When information about a validator is stored on-chain, there is a single source of truth about whether the validator performed its duties, and that fact becomes finalized through consensus. For example, for networks that have a known leader assigned to every slot, whether the block was produced or not is a property of the chain that all honest nodes agree on. Some networks additionally store heartbeats or consensus votes on-chain.

We need a way to monitor those on-chain events to measure our own performance. This can be built into the node software (so we can run multiple nodes that monitor each other), or it can be an external tool that connects to an RPC node and exposes Prometheus metrics about on-chain events.

Provide a way to monitor on-chain metrics.

Ideally, we would have Prometheus metrics about whether a validator identity has been performing its duties, exposed from an independent place that is not that validator itself. For most networks these exporters are standalone applications, but integrating this into the node software can also work.

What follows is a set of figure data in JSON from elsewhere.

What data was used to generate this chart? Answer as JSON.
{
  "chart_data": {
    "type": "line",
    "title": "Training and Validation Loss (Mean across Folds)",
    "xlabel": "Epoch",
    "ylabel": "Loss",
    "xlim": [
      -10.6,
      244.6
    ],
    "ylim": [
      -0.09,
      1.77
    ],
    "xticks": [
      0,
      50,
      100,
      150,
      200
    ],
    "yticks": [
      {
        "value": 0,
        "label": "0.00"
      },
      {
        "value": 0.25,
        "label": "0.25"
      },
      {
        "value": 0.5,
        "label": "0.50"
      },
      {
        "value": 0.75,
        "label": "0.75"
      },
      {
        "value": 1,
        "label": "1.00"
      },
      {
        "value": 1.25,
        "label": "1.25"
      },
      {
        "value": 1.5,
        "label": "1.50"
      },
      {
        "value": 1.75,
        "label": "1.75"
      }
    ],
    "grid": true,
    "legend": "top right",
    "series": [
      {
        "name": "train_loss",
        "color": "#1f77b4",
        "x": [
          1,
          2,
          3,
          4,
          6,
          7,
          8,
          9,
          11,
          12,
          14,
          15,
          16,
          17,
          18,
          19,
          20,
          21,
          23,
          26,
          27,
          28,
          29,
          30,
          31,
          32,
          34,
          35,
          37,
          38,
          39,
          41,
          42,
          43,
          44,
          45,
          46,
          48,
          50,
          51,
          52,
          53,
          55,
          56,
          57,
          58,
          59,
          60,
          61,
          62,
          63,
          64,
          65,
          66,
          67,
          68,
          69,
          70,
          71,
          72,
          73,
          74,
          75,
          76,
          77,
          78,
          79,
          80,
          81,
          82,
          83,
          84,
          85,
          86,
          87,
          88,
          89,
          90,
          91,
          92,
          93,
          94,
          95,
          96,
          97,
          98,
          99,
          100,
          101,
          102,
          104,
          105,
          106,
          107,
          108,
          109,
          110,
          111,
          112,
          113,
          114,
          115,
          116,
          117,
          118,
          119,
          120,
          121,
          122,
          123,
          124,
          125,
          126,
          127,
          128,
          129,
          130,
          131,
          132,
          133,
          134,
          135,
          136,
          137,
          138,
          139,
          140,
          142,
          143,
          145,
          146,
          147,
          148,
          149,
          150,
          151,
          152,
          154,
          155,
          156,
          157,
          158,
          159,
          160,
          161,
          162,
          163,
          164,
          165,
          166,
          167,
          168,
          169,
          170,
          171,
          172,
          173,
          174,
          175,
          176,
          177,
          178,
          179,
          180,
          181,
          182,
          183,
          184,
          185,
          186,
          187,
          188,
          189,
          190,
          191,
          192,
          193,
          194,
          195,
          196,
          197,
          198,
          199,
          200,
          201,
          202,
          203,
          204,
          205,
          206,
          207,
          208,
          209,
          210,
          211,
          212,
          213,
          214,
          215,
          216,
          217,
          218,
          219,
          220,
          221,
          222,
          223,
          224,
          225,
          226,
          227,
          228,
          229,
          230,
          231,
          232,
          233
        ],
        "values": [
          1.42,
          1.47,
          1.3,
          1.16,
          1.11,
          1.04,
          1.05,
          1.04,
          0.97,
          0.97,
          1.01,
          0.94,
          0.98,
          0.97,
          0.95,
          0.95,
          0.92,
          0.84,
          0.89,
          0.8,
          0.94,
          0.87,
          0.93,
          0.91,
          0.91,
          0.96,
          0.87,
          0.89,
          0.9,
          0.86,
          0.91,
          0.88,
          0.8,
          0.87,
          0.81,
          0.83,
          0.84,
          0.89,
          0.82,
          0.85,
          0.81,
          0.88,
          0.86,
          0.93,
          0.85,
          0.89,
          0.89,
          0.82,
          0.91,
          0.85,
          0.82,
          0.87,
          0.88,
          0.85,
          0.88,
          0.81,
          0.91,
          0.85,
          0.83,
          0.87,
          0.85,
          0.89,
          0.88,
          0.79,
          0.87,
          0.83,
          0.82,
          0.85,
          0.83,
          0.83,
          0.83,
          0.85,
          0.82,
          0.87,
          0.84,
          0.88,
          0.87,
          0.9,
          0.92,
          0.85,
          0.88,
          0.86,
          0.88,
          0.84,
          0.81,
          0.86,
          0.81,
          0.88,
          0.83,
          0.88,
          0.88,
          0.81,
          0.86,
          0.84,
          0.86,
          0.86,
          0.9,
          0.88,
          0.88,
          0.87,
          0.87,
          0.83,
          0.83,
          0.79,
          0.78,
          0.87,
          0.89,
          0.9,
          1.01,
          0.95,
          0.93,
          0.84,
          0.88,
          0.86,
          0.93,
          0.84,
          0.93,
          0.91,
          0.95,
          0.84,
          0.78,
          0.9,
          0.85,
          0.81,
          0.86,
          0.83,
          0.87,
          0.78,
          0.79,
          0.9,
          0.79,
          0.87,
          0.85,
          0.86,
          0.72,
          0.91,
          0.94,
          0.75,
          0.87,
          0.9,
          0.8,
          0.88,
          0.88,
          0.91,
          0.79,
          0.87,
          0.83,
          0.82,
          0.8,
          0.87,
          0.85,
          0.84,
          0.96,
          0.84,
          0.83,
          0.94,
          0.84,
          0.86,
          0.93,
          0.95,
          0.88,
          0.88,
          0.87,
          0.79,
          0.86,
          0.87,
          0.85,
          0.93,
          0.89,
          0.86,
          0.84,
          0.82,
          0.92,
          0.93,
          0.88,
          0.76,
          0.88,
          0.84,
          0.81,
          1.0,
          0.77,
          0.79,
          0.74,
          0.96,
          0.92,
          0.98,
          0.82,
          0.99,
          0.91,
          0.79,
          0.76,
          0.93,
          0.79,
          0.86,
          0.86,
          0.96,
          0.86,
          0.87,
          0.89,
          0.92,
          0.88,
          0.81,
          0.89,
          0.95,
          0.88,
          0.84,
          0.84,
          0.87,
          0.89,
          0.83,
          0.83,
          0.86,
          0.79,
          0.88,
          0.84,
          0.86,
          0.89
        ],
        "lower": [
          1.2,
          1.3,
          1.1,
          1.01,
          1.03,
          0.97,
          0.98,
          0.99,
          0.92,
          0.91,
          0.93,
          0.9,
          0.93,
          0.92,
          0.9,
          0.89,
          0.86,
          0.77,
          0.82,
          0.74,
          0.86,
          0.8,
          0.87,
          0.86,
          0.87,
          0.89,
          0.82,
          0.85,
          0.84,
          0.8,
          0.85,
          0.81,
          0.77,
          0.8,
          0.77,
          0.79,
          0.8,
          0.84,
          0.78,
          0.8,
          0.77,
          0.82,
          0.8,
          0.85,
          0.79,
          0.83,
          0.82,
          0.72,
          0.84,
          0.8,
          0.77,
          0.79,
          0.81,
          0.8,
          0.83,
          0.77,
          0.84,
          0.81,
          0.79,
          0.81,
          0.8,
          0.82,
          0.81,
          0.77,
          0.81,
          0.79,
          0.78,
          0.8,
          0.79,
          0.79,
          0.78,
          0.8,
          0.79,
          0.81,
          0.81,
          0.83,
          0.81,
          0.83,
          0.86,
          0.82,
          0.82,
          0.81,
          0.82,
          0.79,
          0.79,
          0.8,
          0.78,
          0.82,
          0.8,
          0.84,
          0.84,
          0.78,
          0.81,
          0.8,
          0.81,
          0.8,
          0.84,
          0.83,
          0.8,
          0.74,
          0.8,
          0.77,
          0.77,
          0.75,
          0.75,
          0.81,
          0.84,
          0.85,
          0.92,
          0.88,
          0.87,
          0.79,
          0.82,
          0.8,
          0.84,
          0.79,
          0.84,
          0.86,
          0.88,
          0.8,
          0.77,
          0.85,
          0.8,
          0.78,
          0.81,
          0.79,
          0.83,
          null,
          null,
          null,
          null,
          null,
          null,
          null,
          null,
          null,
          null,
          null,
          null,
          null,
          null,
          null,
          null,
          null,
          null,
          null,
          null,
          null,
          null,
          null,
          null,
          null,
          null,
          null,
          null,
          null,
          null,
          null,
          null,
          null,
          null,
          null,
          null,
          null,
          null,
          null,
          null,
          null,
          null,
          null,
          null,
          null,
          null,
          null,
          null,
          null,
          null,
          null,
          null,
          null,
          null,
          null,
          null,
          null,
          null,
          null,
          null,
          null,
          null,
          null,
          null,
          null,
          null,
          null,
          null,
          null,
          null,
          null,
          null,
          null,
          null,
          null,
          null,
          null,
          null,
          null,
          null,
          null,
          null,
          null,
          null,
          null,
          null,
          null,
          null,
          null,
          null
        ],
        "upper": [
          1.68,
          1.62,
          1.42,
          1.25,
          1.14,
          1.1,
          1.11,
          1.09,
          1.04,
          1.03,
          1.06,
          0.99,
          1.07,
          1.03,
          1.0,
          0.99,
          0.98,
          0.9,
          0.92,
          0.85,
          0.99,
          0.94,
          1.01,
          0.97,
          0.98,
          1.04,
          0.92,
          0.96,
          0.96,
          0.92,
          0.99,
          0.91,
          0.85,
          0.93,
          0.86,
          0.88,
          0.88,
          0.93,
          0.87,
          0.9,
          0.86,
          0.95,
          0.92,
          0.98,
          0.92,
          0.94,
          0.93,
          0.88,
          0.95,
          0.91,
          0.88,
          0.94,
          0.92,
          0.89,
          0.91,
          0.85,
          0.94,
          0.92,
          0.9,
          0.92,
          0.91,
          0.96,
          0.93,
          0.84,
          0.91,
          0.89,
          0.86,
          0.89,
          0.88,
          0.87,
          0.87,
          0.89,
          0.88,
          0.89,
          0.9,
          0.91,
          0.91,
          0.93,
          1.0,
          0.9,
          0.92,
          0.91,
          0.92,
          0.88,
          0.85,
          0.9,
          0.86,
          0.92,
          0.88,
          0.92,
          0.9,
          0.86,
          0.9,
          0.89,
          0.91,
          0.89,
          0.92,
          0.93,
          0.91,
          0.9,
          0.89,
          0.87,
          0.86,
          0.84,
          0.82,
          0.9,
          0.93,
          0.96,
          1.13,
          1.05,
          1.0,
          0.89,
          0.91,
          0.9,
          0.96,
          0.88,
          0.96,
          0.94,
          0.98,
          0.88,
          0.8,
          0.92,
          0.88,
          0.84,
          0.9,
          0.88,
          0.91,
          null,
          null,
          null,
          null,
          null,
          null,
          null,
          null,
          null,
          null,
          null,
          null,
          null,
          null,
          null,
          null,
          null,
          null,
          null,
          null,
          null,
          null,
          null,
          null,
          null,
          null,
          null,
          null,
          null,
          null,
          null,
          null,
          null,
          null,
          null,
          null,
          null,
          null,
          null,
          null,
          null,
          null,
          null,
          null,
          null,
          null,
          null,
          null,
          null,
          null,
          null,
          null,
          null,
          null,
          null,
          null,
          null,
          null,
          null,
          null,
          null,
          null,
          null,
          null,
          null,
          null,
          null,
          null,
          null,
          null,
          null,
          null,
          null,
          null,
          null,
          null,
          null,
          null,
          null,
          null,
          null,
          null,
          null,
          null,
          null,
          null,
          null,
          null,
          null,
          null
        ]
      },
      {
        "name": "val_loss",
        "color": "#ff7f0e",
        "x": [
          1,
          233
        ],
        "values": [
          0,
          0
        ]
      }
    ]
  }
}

Good monitoring and observability tools are a public good that benefits all validators. Observability is a core requirement for us, but we realize that it may not be top priority for node software authors. We are happy to contribute here, and work with you upstream to improve or develop open source monitoring solutions that benefit the wider ecosystem.

Telemetry

We understand that node software authors need visibility into how their software runs to inform development — that is the reason we are publishing this network handbook in the first place. However, we are subject to legal and compliance requirements, which mean that we cannot always allow software to phone home. In particular, in some cases we are under non-disclosure agreements.

On incentivized testnets we are happy to share telemetry data. In these cases we only operate our own identity, and the risk of telemetry exposing confidential information is low. For mainnets we do not allow telemetry data to be shared.

Ensure telemetry can be disabled.

As described above, some confidential information we cannot share for legal and compliance reasons. The easiest way to prevent inadvertently exposing confidential information, is to expose as little information as possible.

Troubleshooting

In case of bugs that are difficult to reproduce, we are happy to work with you to share relevant information, logs, try patches, etc. Under no circumstance does Chorus One grant access to our infrastructure to third parties. We definitely do not grant SSH access or other forms of remote access. If we did, we would not be able to guarantee the integrity of our infrastructure.